A brute-force attack will always be successful if given enough time. Every additional bit of key length doubles the time to perform a brute-force attack because the number of potential keys
doubles.

Replay Attack

The replay attack is used against cryptographic algorithms that do not incorporate temporal protections. In this attack, the malicious individual intercepts an encrypted message between two parties (often a request for authentication) and then later “replays” the captured message to open a new session. This attack can be defeated by incorporating a time stamp and expiration period into each message.

Man in the Middle Attack

In the man-in-the-middle attack, a malicious individual sits between two communicating parties and intercepts all communications (including the setup of the cryptographic session). The attacker responds to the originator’s initialization requests and sets up a secure session with the originator. The attacker then establishes a second secure session with the intended recipient using a different key and posing as the originator. The attacker can then “sit in the middle” of the communication and read all traffic as it passes between the two parties.

Implementation Attack

This is a type of attack that exploits weaknesses in the implementation of a cryptography system. It focuses on exploiting the software code, not just errors and flaws but the logic implementation to work the encryption system.

Statistical Attack

A statistical attack exploits statistical weaknesses in a cryptosystem, such as floating-point errors and inability to produce truly random numbers.

Statistical attacks attempt to find a vulnerability in the hardware or operating system hosting the cryptography application.

Frequency Analysis and the Ciphertext Only Attack

In many cases, the only information you have at your disposal is the encrypted ciphertext message, a scenario known as the ciphertext only attack. In this case, one technique that proves helpful against simple ciphers is frequency analysis—counting the number of times each letter appears in the ciphertext.

Using your knowledge that the letters E, T, O, A, I, and N are the most common in the English language, you can then test several hypotheses:

-If these letters are also the most common in the ciphertext, the cipher was likely a transposition cipher, which rearranged the characters of the plain text without altering them.

-If other letters are the most common in the ciphertext, the cipher is probably some form of substitution cipher that replaced the plaintext characters.

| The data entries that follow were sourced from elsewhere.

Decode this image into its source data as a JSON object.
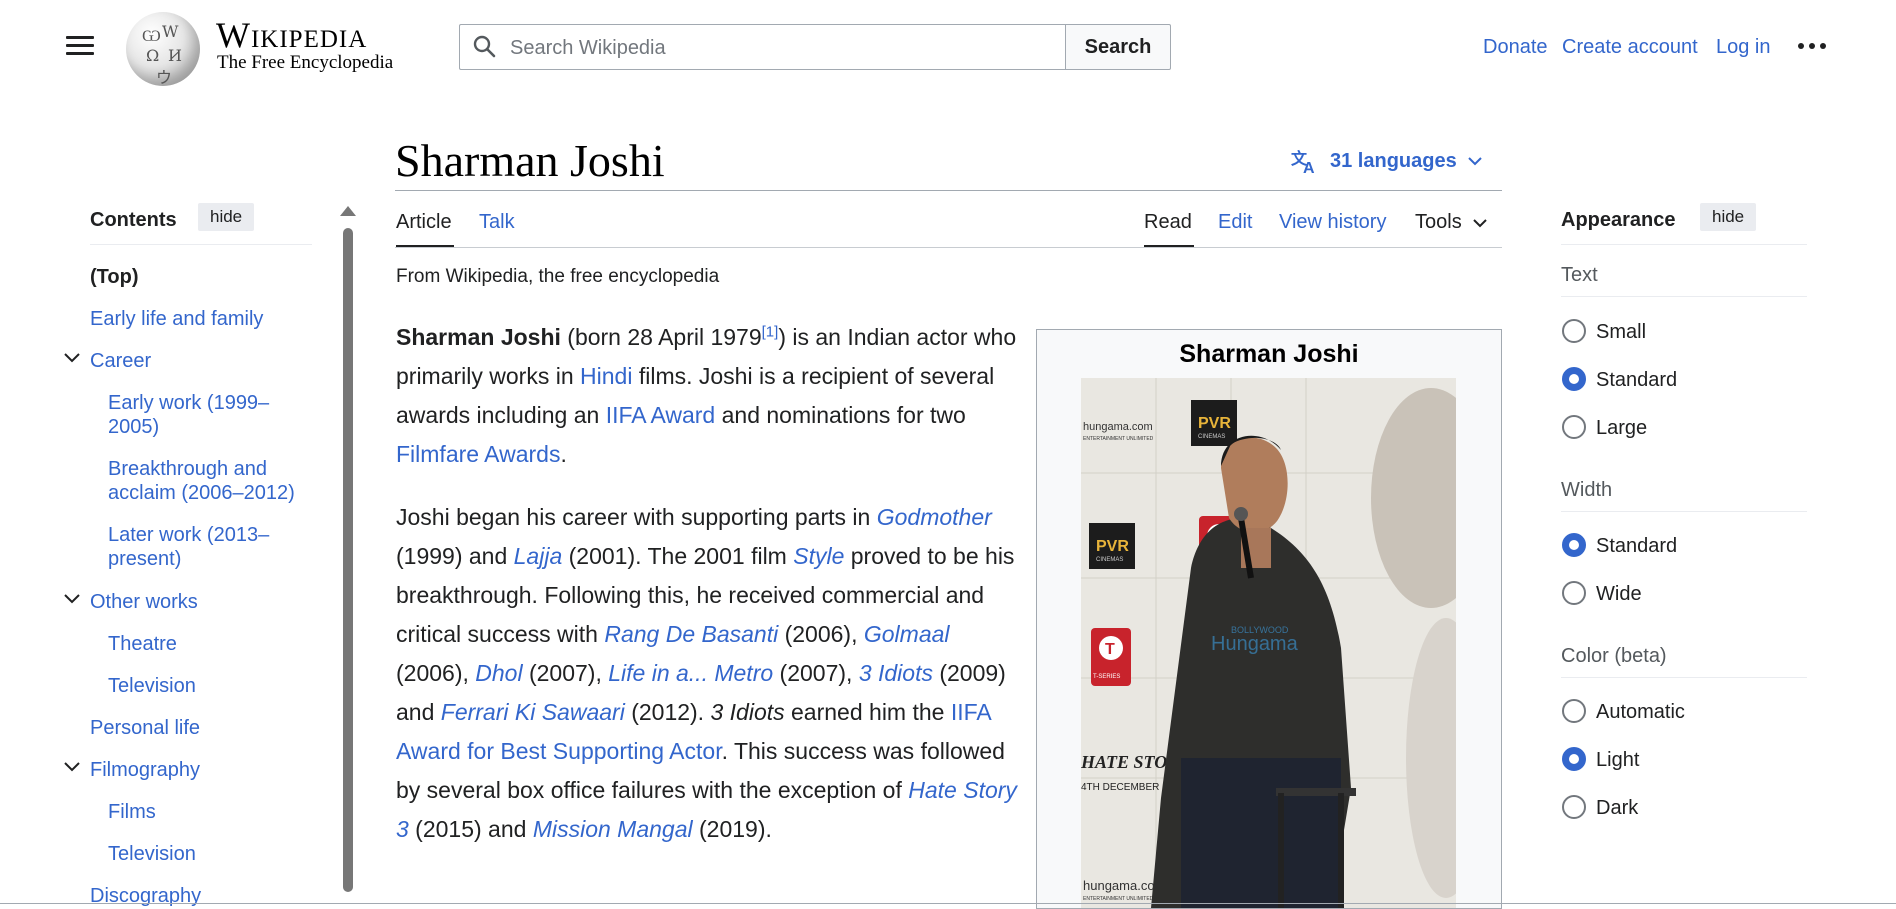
{
  "header": {
    "wordmark": "Wikipedia",
    "tagline": "The Free Encyclopedia",
    "search_placeholder": "Search Wikipedia",
    "search_button": "Search",
    "links": {
      "donate": "Donate",
      "create_account": "Create account",
      "log_in": "Log in"
    },
    "icons": {
      "menu": "hamburger-menu-icon",
      "search": "search-icon",
      "more": "ellipsis-icon",
      "logo": "wikipedia-globe-logo"
    }
  },
  "page": {
    "title": "Sharman Joshi",
    "languages": "31 languages",
    "tabs": {
      "article": "Article",
      "talk": "Talk",
      "read": "Read",
      "edit": "Edit",
      "history": "View history",
      "tools": "Tools"
    },
    "from": "From Wikipedia, the free encyclopedia"
  },
  "article": {
    "p1": {
      "subject": "Sharman Joshi",
      "t1": " (born 28 April 1979",
      "ref": "[1]",
      "t2": ") is an Indian actor who primarily works in ",
      "l1": "Hindi",
      "t3": " films. Joshi is a recipient of several awards including an ",
      "l2": "IIFA Award",
      "t4": " and nominations for two ",
      "l3": "Filmfare Awards",
      "t5": "."
    },
    "p2": {
      "t1": "Joshi began his career with supporting parts in ",
      "f1": "Godmother",
      "t2": " (1999) and ",
      "f2": "Lajja",
      "t3": " (2001). The 2001 film ",
      "f3": "Style",
      "t4": " proved to be his breakthrough. Following this, he received commercial and critical success with ",
      "f4": "Rang De Basanti",
      "t5": " (2006), ",
      "f5": "Golmaal",
      "t6": " (2006), ",
      "f6": "Dhol",
      "t7": " (2007), ",
      "f7": "Life in a... Metro",
      "t8": " (2007), ",
      "f8": "3 Idiots",
      "t9": " (2009) and ",
      "f9": "Ferrari Ki Sawaari",
      "t10": " (2012). ",
      "f10": "3 Idiots",
      "t11": " earned him the ",
      "l1": "IIFA Award for Best Supporting Actor",
      "t12": ". This success was followed by several box office failures with the exception of ",
      "f11": "Hate Story 3",
      "t13": " (2015) and ",
      "f12": "Mission Mangal",
      "t14": " (2019)."
    }
  },
  "infobox": {
    "title": "Sharman Joshi",
    "image_text": {
      "hungama": "hungama.com",
      "hungama_sub": "ENTERTAINMENT UNLIMITED",
      "pvr": "PVR",
      "pvr_sub": "CINEMAS",
      "tseries": "T-SERIES",
      "tseries_sub": "FILMS",
      "hate": "HATE STORY",
      "dec": "4TH DECEMBER",
      "bollywood": "BOLLYWOOD",
      "hungama_wm": "Hungama"
    }
  },
  "toc": {
    "title": "Contents",
    "hide": "hide",
    "items": {
      "top": "(Top)",
      "early": "Early life and family",
      "career": "Career",
      "early_work": "Early work (1999–2005)",
      "breakthrough": "Breakthrough and acclaim (2006–2012)",
      "later": "Later work (2013–present)",
      "other": "Other works",
      "theatre": "Theatre",
      "television": "Television",
      "personal": "Personal life",
      "filmography": "Filmography",
      "films": "Films",
      "television2": "Television",
      "discography": "Discography"
    }
  },
  "appearance": {
    "title": "Appearance",
    "hide": "hide",
    "text": {
      "label": "Text",
      "small": "Small",
      "standard": "Standard",
      "large": "Large",
      "selected": "Standard"
    },
    "width": {
      "label": "Width",
      "standard": "Standard",
      "wide": "Wide",
      "selected": "Standard"
    },
    "color": {
      "label": "Color (beta)",
      "automatic": "Automatic",
      "light": "Light",
      "dark": "Dark",
      "selected": "Light"
    }
  },
  "colors": {
    "link": "#3366cc",
    "text": "#202122",
    "border": "#a2a9b1"
  }
}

This is a simple overview of frequency analysis, and many sophisticated variations on this technique can be used against polyalphabetic ciphers and other sophisticated cryptosystems.

Known Plaintext

In the known plaintext attack, the attacker has a copy of the encrypted message along with the plaintext message used to generate the ciphertext . This knowledge greatly assists the attacker in breaking weaker codes.

For example, imagine the ease with which you could break the Caesar cipher if you had both a plaintext copy and a ciphertext copy of the same message.